Пробыл некоторое время в Париже и участвовал тут в прощальном бенефисе Терезы Эльслер, покидавшей сцену... Вскоре после этого получил я письмо от старика балетмейстера Титуса, предлагавшего мне ангажемент в Петербурге; мне предстояло занять место первого танцовщика Гредлера, очень талантливого артиста, уезжавшего в Париж.
Письмо было довольно лаконическое:
«Господин Петипа! Его превосходительство г. Гедеонов, директор Императорских театров, предлагает вам место первого танцовщика; жалованья десять тысяч франков в год и полбенефиса». Я поспешил ответить, что согласен.
Как ни выгодно было полученное мною предложение, обожавшая меня мать моя никак не могла примириться с мыслью, что любимец ее должен жить в России, которую знали тогда очень мало и о холодах и нравах которой рассказывались легендарные ужасы.
– Кутайся ты там хорошенько, – все твердила она мне, – берегись отморозить себе нос и уши. Ведь там так холодно, что улицы приходится отапливать.

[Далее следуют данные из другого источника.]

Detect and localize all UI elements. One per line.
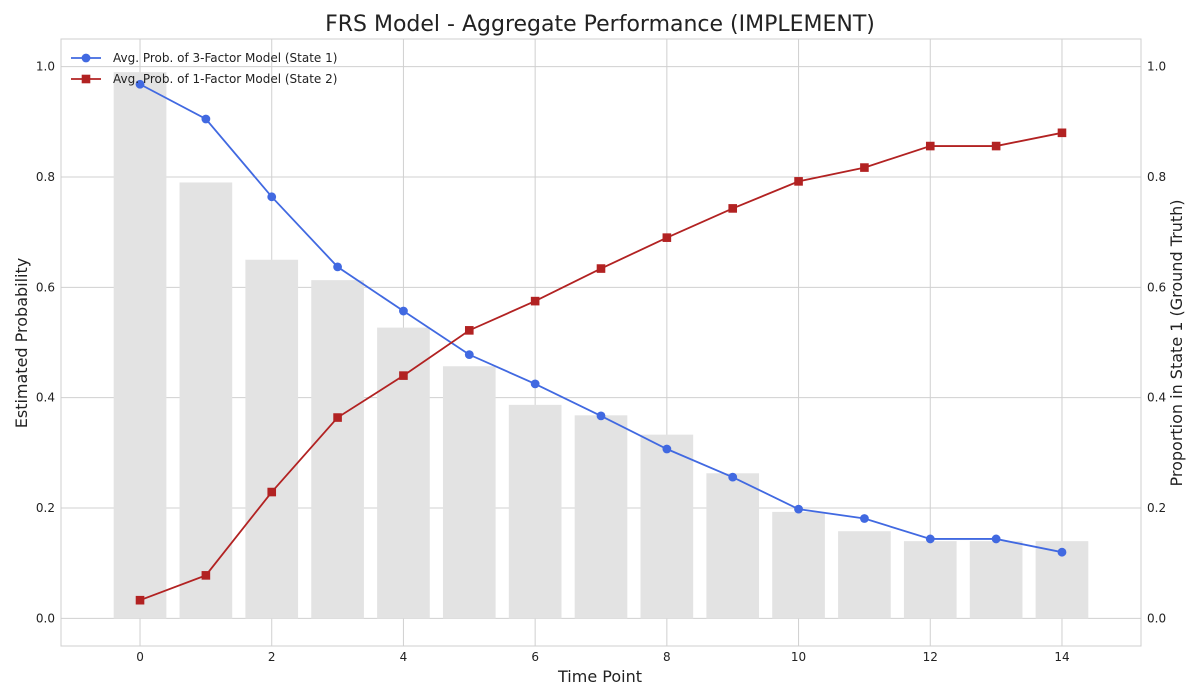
point-3-factor	[530, 379, 540, 389]
x-tick-label: 10	[791, 650, 806, 664]
legend-marker-1-factor	[81, 74, 91, 84]
point-1-factor	[860, 163, 869, 172]
y2-axis-label: Proportion in State 1 (Ground Truth)	[1167, 200, 1186, 487]
x-tick-label: 12	[923, 650, 938, 664]
legend: Avg. Prob. of 3-Factor Model (State 1) Av…	[71, 51, 337, 86]
point-1-factor	[794, 177, 803, 186]
point-1-factor	[530, 296, 540, 306]
point-1-factor	[201, 571, 211, 580]
legend-label-1-factor: Avg. Prob. of 1-Factor Model (State 2)	[113, 72, 337, 86]
point-3-factor	[925, 534, 935, 544]
point-1-factor	[1057, 128, 1067, 138]
chart-title: FRS Model - Aggregate Performance (IMPLE…	[325, 12, 875, 37]
ground-truth-bar	[508, 404, 562, 619]
point-3-factor	[991, 534, 1001, 544]
point-3-factor	[794, 504, 803, 514]
point-3-factor	[596, 411, 606, 421]
x-tick-label: 8	[663, 650, 671, 664]
point-3-factor	[399, 306, 408, 316]
y-tick-label: 0.6	[36, 280, 55, 294]
plot-frame	[60, 38, 1142, 647]
x-tick-label: 4	[400, 650, 408, 664]
axis-layer: 0 2 4 6 8 10 12 14 0.0 0.2 0.4 0.6 0.8 1.0 0.0 0.2 0.4 0.…	[36, 60, 1166, 664]
ground-truth-bar	[903, 541, 957, 619]
point-1-factor	[464, 326, 474, 335]
point-1-factor	[333, 413, 342, 422]
ground-truth-bar	[772, 511, 825, 619]
ground-truth-bar	[311, 280, 364, 619]
y-tick-label: 0.0	[36, 611, 55, 625]
ground-truth-bar	[969, 541, 1023, 619]
point-1-factor	[991, 141, 1001, 151]
legend-label-3-factor: Avg. Prob. of 3-Factor Model (State 1)	[113, 51, 337, 65]
ground-truth-bar	[245, 259, 299, 619]
y-tick-label: 1.0	[36, 60, 55, 74]
point-1-factor	[925, 141, 935, 151]
y-tick-label: 0.4	[36, 391, 55, 405]
legend-marker-3-factor	[81, 53, 91, 63]
ground-truth-bar	[442, 366, 496, 619]
point-3-factor	[662, 444, 672, 454]
ground-truth-bar	[377, 327, 430, 619]
ground-truth-bar	[179, 182, 233, 619]
point-1-factor	[399, 371, 408, 380]
point-1-factor	[267, 487, 277, 497]
point-3-factor	[464, 350, 474, 360]
point-3-factor	[201, 114, 211, 124]
x-tick-label: 6	[531, 650, 539, 664]
point-3-factor	[860, 514, 869, 523]
x-tick-label: 14	[1054, 650, 1069, 664]
ground-truth-bar	[574, 415, 628, 619]
y2-tick-label: 1.0	[1147, 60, 1166, 74]
point-3-factor	[728, 472, 738, 482]
ground-truth-bar	[113, 72, 167, 619]
point-1-factor	[728, 204, 738, 213]
ground-truth-bar	[640, 434, 694, 619]
point-1-factor	[596, 264, 606, 273]
point-3-factor	[333, 262, 342, 272]
y-tick-label: 0.8	[36, 170, 55, 184]
point-3-factor	[135, 79, 145, 89]
y2-tick-label: 0.4	[1147, 391, 1166, 405]
y-axis-label: Estimated Probability	[12, 258, 31, 429]
y2-tick-label: 0.6	[1147, 280, 1166, 294]
ground-truth-bar	[838, 531, 891, 619]
point-3-factor	[267, 192, 277, 202]
x-axis-label: Time Point	[557, 667, 642, 686]
x-tick-label: 2	[268, 650, 276, 664]
y2-tick-label: 0.0	[1147, 611, 1166, 625]
point-1-factor	[662, 233, 672, 242]
line-layer	[135, 79, 1067, 605]
x-tick-label: 0	[136, 650, 144, 664]
ground-truth-bar	[706, 473, 760, 619]
y2-tick-label: 0.2	[1147, 501, 1166, 515]
y2-tick-label: 0.8	[1147, 170, 1166, 184]
point-3-factor	[1057, 547, 1067, 557]
point-1-factor	[135, 595, 145, 605]
y-tick-label: 0.2	[36, 501, 55, 515]
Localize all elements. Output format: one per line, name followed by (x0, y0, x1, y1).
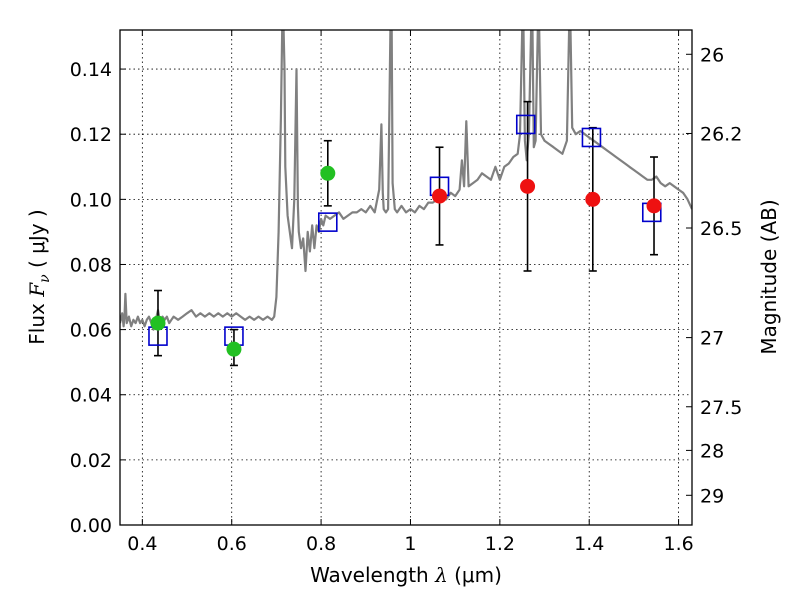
x-axis-label: Wavelength λ (μm) (310, 563, 502, 587)
x-tick-label: 0.8 (306, 533, 336, 555)
y-tick-label: 0.04 (70, 385, 112, 407)
observed-flux-point (520, 178, 536, 194)
magnitude-tick-label: 27 (700, 328, 724, 350)
observed-flux-point (646, 198, 662, 214)
magnitude-tick-label: 26.5 (700, 218, 742, 240)
x-tick-label: 1.2 (485, 533, 515, 555)
plot-frame (119, 29, 693, 526)
spectrum-line (120, 30, 692, 331)
magnitude-tick-label: 27.5 (700, 397, 742, 419)
magnitude-tick-label: 29 (700, 485, 724, 507)
model-flux-square (317, 212, 338, 232)
model-flux-squares (148, 114, 662, 346)
grid (120, 30, 692, 526)
magnitude-ticks: 26 26.2 26.5 27 27.5 28 29 (686, 44, 742, 507)
observed-flux-point (320, 165, 336, 181)
y-ticks: 0.00 0.02 0.04 0.06 0.08 0.10 0.12 0.14 (70, 59, 126, 537)
x-tick-label: 1.6 (663, 533, 693, 555)
y-tick-label: 0.14 (70, 59, 112, 81)
observed-flux-point (150, 315, 166, 331)
x-tick-label: 1 (404, 533, 416, 555)
observed-flux-point (585, 191, 601, 207)
x-tick-label: 0.4 (127, 533, 157, 555)
y-tick-label: 0.12 (70, 124, 112, 146)
y-tick-label: 0.06 (70, 320, 112, 342)
model-flux-square (515, 114, 536, 135)
observed-flux-point (432, 188, 448, 204)
x-tick-label: 0.6 (217, 533, 247, 555)
model-spectrum (120, 30, 692, 331)
y-tick-label: 0.02 (70, 450, 112, 472)
model-flux-square (581, 127, 602, 148)
magnitude-tick-label: 26.2 (700, 123, 742, 145)
observed-points (150, 165, 662, 357)
y-tick-label: 0.08 (70, 254, 112, 276)
x-tick-label: 1.4 (574, 533, 604, 555)
magnitude-tick-label: 26 (700, 44, 724, 66)
y-axis-label: Flux Fν ( μJy ) (25, 209, 53, 344)
observed-flux-point (226, 341, 242, 357)
y-tick-label: 0.00 (70, 515, 112, 537)
y-tick-label: 0.10 (70, 189, 112, 211)
magnitude-tick-label: 28 (700, 440, 724, 462)
magnitude-axis-label: Magnitude (AB) (757, 199, 781, 354)
x-ticks: 0.4 0.6 0.8 1 1.2 1.4 1.6 (127, 30, 694, 555)
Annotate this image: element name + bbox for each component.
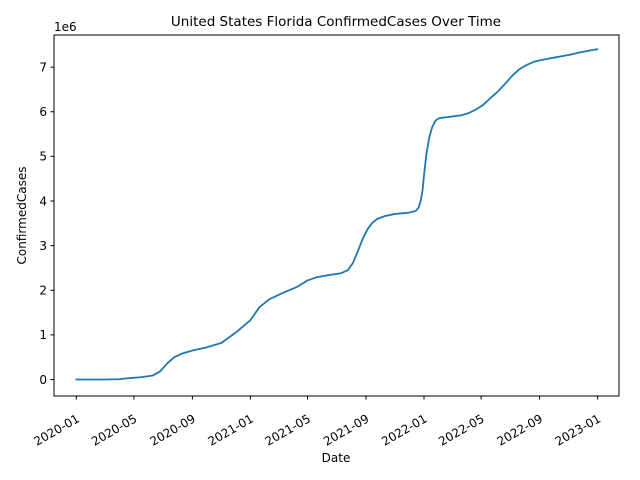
y-tick-label: 1 <box>39 328 47 342</box>
x-axis-ticks: 2020-01 2020-05 2020-09 2021-01 2021-05 2021-… <box>31 396 603 449</box>
series-line <box>75 48 599 381</box>
y-tick-label: 2 <box>39 284 47 298</box>
y-tick-label: 5 <box>39 150 47 164</box>
y-axis-label: ConfirmedCases <box>15 167 29 265</box>
x-tick-label: 2022-01 <box>379 411 429 448</box>
y-axis-offset-label: 1e6 <box>54 20 77 34</box>
plot-frame <box>53 34 620 397</box>
y-tick-label: 0 <box>39 373 47 387</box>
x-tick-label: 2020-09 <box>147 411 197 448</box>
x-tick-label: 2021-01 <box>205 411 255 448</box>
x-tick-label: 2021-09 <box>321 411 371 448</box>
y-tick-label: 4 <box>39 194 47 208</box>
x-tick-label: 2021-05 <box>263 411 313 448</box>
x-tick-label: 2022-09 <box>495 411 545 448</box>
x-tick-label: 2020-05 <box>89 411 139 448</box>
y-tick-label: 7 <box>39 60 47 74</box>
y-tick-label: 6 <box>39 105 47 119</box>
y-axis-ticks: 0 1 2 3 4 5 6 7 <box>39 60 54 387</box>
x-tick-label: 2022-05 <box>436 411 486 448</box>
plot-area <box>75 48 599 381</box>
x-axis-label: Date <box>322 451 351 465</box>
x-tick-label: 2020-01 <box>31 411 81 448</box>
chart-title: United States Florida ConfirmedCases Ove… <box>171 14 501 30</box>
x-tick-label: 2023-01 <box>553 411 603 448</box>
y-tick-label: 3 <box>39 239 47 253</box>
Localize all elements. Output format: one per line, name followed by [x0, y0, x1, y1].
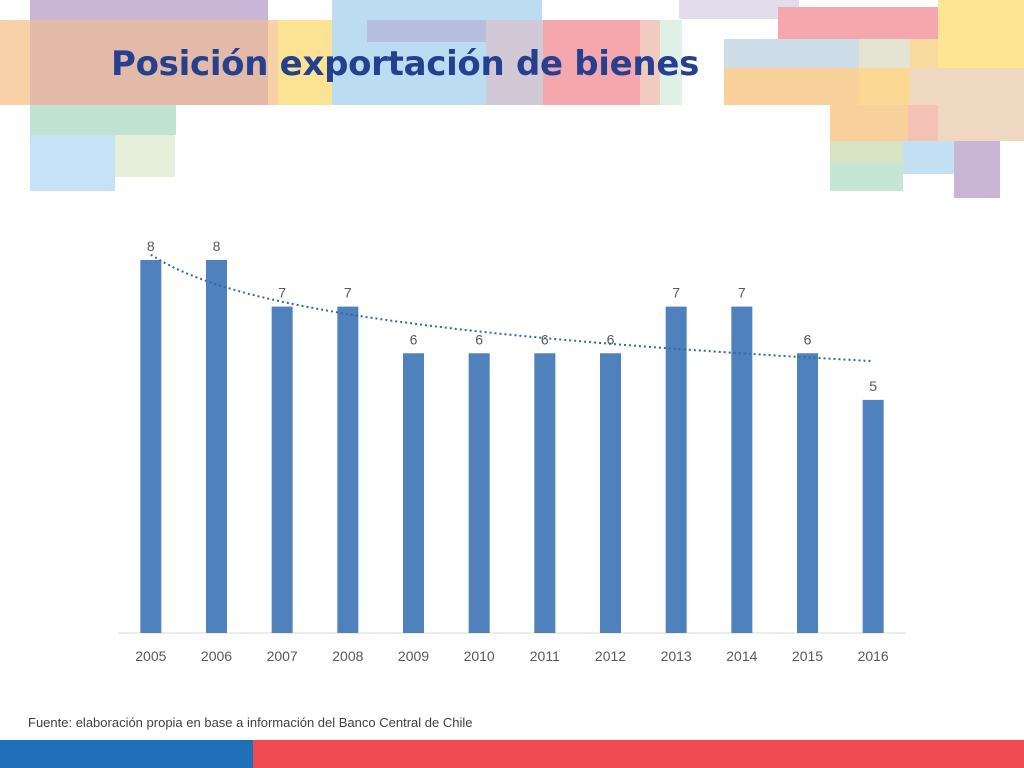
decor-square [830, 105, 910, 141]
data-label-2009: 6 [410, 331, 418, 347]
x-tick-2005: 2005 [135, 648, 166, 664]
decor-square [859, 68, 910, 105]
decor-square [903, 141, 954, 174]
data-label-2011: 6 [541, 331, 549, 347]
x-tick-2008: 2008 [332, 648, 363, 664]
decor-square [830, 141, 903, 163]
decor-square [30, 105, 176, 135]
decor-square [724, 39, 859, 68]
data-label-2008: 7 [344, 285, 352, 301]
x-tick-2007: 2007 [267, 648, 298, 664]
data-label-2015: 6 [804, 331, 812, 347]
x-tick-2011: 2011 [530, 648, 560, 664]
decor-square [30, 135, 115, 191]
bar-2016 [862, 399, 884, 633]
decor-square [679, 0, 799, 19]
x-tick-2012: 2012 [595, 648, 626, 664]
data-labels-group: 8 8 7 7 6 6 6 6 7 7 6 5 [147, 238, 877, 394]
decor-square [115, 135, 175, 177]
bar-2010 [468, 353, 490, 633]
decor-square [660, 20, 682, 105]
decor-square [30, 0, 268, 20]
decor-square [954, 141, 1000, 198]
data-label-2013: 7 [672, 285, 680, 301]
decor-square [908, 105, 938, 141]
bar-chart: 8 8 7 7 6 6 6 6 7 7 6 5 2005 2006 2007 2008 2009 2010 201… [118, 238, 906, 664]
x-tick-2009: 2009 [398, 648, 429, 664]
bar-2009 [403, 353, 424, 633]
data-label-2005: 8 [147, 238, 155, 254]
bar-2008 [337, 306, 359, 633]
decor-square [486, 20, 544, 105]
bar-2006 [206, 260, 227, 633]
trendline [150, 253, 874, 363]
data-label-2014: 7 [738, 285, 746, 301]
data-label-2010: 6 [475, 331, 483, 347]
decor-square [830, 163, 903, 191]
x-tick-2014: 2014 [726, 648, 757, 664]
bar-2012 [600, 353, 621, 633]
bar-2011 [534, 353, 556, 633]
footer-bar-left [0, 740, 253, 768]
x-tick-2010: 2010 [464, 648, 495, 664]
x-tick-2006: 2006 [201, 648, 232, 664]
data-label-2016: 5 [869, 378, 877, 394]
x-tick-labels-group: 2005 2006 2007 2008 2009 2010 2011 2012 2013 2014… [135, 648, 889, 664]
decor-square [938, 0, 1024, 68]
x-tick-2016: 2016 [858, 648, 889, 664]
slide-title: Posición exportación de bienes [111, 44, 700, 84]
bars-group [140, 260, 884, 633]
decor-square [859, 39, 910, 68]
bar-2013 [665, 306, 687, 633]
decor-square [640, 20, 660, 105]
decor-square [543, 20, 640, 105]
decor-square [778, 7, 938, 39]
decor-square [910, 39, 938, 68]
decor-square [724, 68, 859, 105]
decor-square [367, 20, 487, 42]
x-tick-2013: 2013 [661, 648, 692, 664]
bar-2015 [797, 353, 818, 633]
bar-2007 [271, 306, 293, 633]
footer-bar-right [253, 740, 1024, 768]
data-label-2007: 7 [278, 285, 286, 301]
bar-2014 [731, 306, 753, 633]
decor-square [278, 20, 332, 105]
decor-square [30, 20, 268, 105]
data-label-2006: 8 [213, 238, 221, 254]
bar-2005 [140, 260, 162, 633]
data-label-2012: 6 [607, 331, 615, 347]
x-tick-2015: 2015 [792, 648, 823, 664]
source-note: Fuente: elaboración propia en base a inf… [28, 715, 473, 730]
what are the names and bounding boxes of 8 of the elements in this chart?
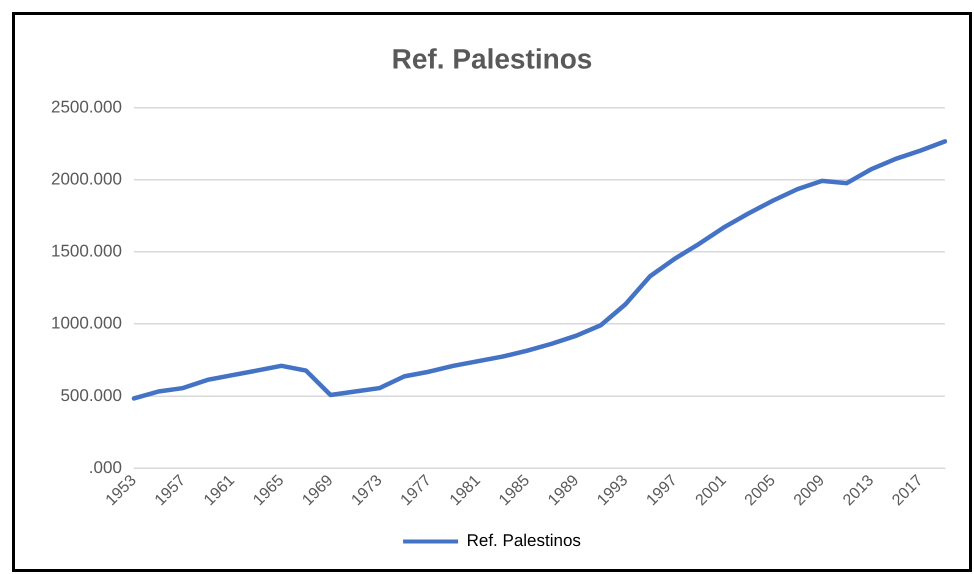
legend-label: Ref. Palestinos: [466, 531, 581, 550]
y-tick-label: .000: [88, 458, 122, 477]
y-tick-label: 500.000: [60, 386, 122, 405]
y-tick-label: 2500.000: [51, 97, 122, 116]
y-tick-label: 1500.000: [51, 242, 122, 261]
y-tick-label: 1000.000: [51, 314, 122, 333]
chart-title: Ref. Palestinos: [392, 44, 592, 75]
y-tick-label: 2000.000: [51, 169, 122, 188]
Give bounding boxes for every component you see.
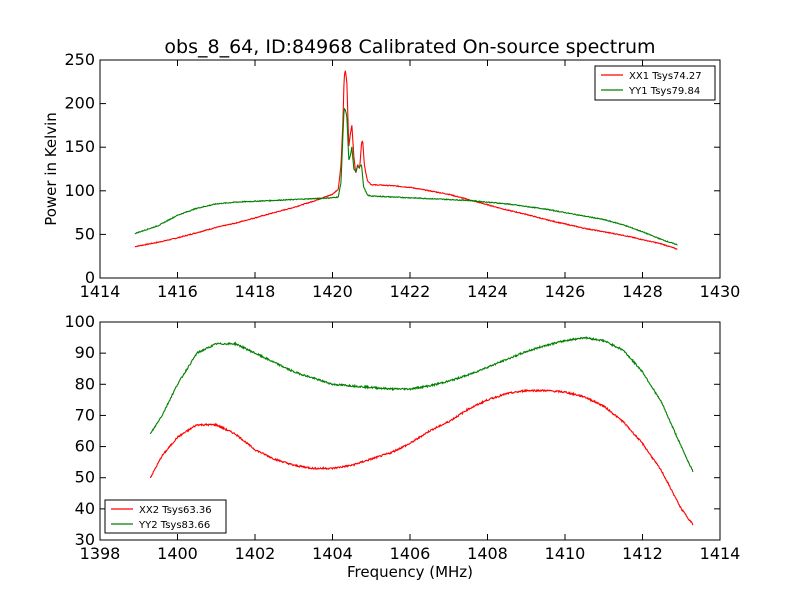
top-y-axis-label: Power in Kelvin [42, 112, 60, 226]
bottom-x-tick-label: 1402 [235, 544, 276, 563]
top-y-tick-label: 50 [75, 224, 95, 243]
top-y-tick-label: 250 [64, 50, 95, 69]
bottom-y-tick-label: 90 [75, 343, 95, 362]
top-x-tick-label: 1426 [545, 282, 586, 301]
top-legend-box [594, 65, 716, 101]
top-chart-title: obs_8_64, ID:84968 Calibrated On-source … [164, 36, 655, 58]
bottom-y-tick-label: 80 [75, 374, 95, 393]
bottom-legend-label-1: XX2 Tsys63.36 [139, 505, 212, 516]
bottom-plot: 1398 1400 1402 1404 1406 1408 1410 1412 1414 30 40… [64, 312, 740, 581]
bottom-legend: XX2 Tsys63.36 YY2 Tsys83.66 [104, 499, 227, 534]
bottom-y-tick-label: 70 [75, 405, 95, 424]
bottom-x-tick-label: 1414 [700, 544, 741, 563]
top-y-tick-label: 200 [64, 94, 95, 113]
top-y-tick-label: 0 [85, 268, 95, 287]
top-plot: 1414 1416 1418 1420 1422 1424 1426 1428 1430 0 50 1… [42, 36, 740, 301]
bottom-y-tick-label: 50 [75, 468, 95, 487]
top-series-line-1 [134, 70, 678, 250]
top-series-line-2 [134, 107, 678, 246]
bottom-x-tick-label: 1398 [80, 544, 121, 563]
top-x-tick-label: 1420 [312, 282, 353, 301]
top-x-tick-label: 1418 [235, 282, 276, 301]
bottom-x-tick-label: 1412 [622, 544, 663, 563]
top-legend-label-2: YY1 Tsys79.84 [628, 86, 700, 97]
bottom-x-tick-label: 1404 [312, 544, 353, 563]
bottom-x-tick-label: 1410 [545, 544, 586, 563]
top-y-tick-label: 100 [64, 181, 95, 200]
bottom-legend-box [104, 499, 227, 534]
bottom-y-tick-label: 30 [75, 530, 95, 549]
bottom-y-tick-label: 100 [64, 312, 95, 331]
top-legend: XX1 Tsys74.27 YY1 Tsys79.84 [594, 65, 716, 101]
bottom-y-tick-label: 40 [75, 499, 95, 518]
top-x-tick-label: 1414 [80, 282, 121, 301]
top-x-tick-label: 1428 [622, 282, 663, 301]
top-x-tick-label: 1424 [467, 282, 508, 301]
top-x-tick-label: 1422 [390, 282, 431, 301]
bottom-x-tick-label: 1408 [467, 544, 508, 563]
top-x-tick-label: 1430 [700, 282, 741, 301]
bottom-x-tick-label: 1400 [157, 544, 198, 563]
top-legend-label-1: XX1 Tsys74.27 [629, 71, 702, 82]
top-x-tick-label: 1416 [157, 282, 198, 301]
bottom-x-axis-label: Frequency (MHz) [347, 563, 473, 581]
bottom-legend-label-2: YY2 Tsys83.66 [138, 520, 210, 531]
bottom-x-tick-label: 1406 [390, 544, 431, 563]
top-y-tick-label: 150 [64, 137, 95, 156]
bottom-series-line-2 [149, 336, 694, 473]
bottom-series-line-1 [149, 388, 694, 526]
bottom-y-tick-label: 60 [75, 437, 95, 456]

Отправился я в Гавр, а там на другой же день занял место на судне, отплывавшем в С.-Петербург. Разбирая чемодан свой, я нашел в нем три кашне, уложенных туда заботливой рукой матери, сильно тревожившейся за участь моего носа, которому предстояло выдержать натиск морозов, с которым-де и медведям трудно сладить. На судне я познакомился с знаменитой артисткой, госпожой Вольнис, тоже ангажированной в Россию. С нею путешествовала в качестве костюмерши очень тучная тетка, женщина веселого нрава, и мы так приятно проводили время, что и не заметили, как очутились в виду Кронштадта. Прибыли мы туда 24 мая 1847 года, предъявили свои паспорта и пересели на другое судно, доставившее нас в Петербургскую таможню, помещавшуюся тогда на Гагаринской набережной. День был знойный; снимаю я свой головной убор, кладу его на скамью и спешу открыть свой чемодан и сундуки г-жи Вольнис, просившей меня оказать ей эту услугу и проделать за нее всю таможенную процедуру.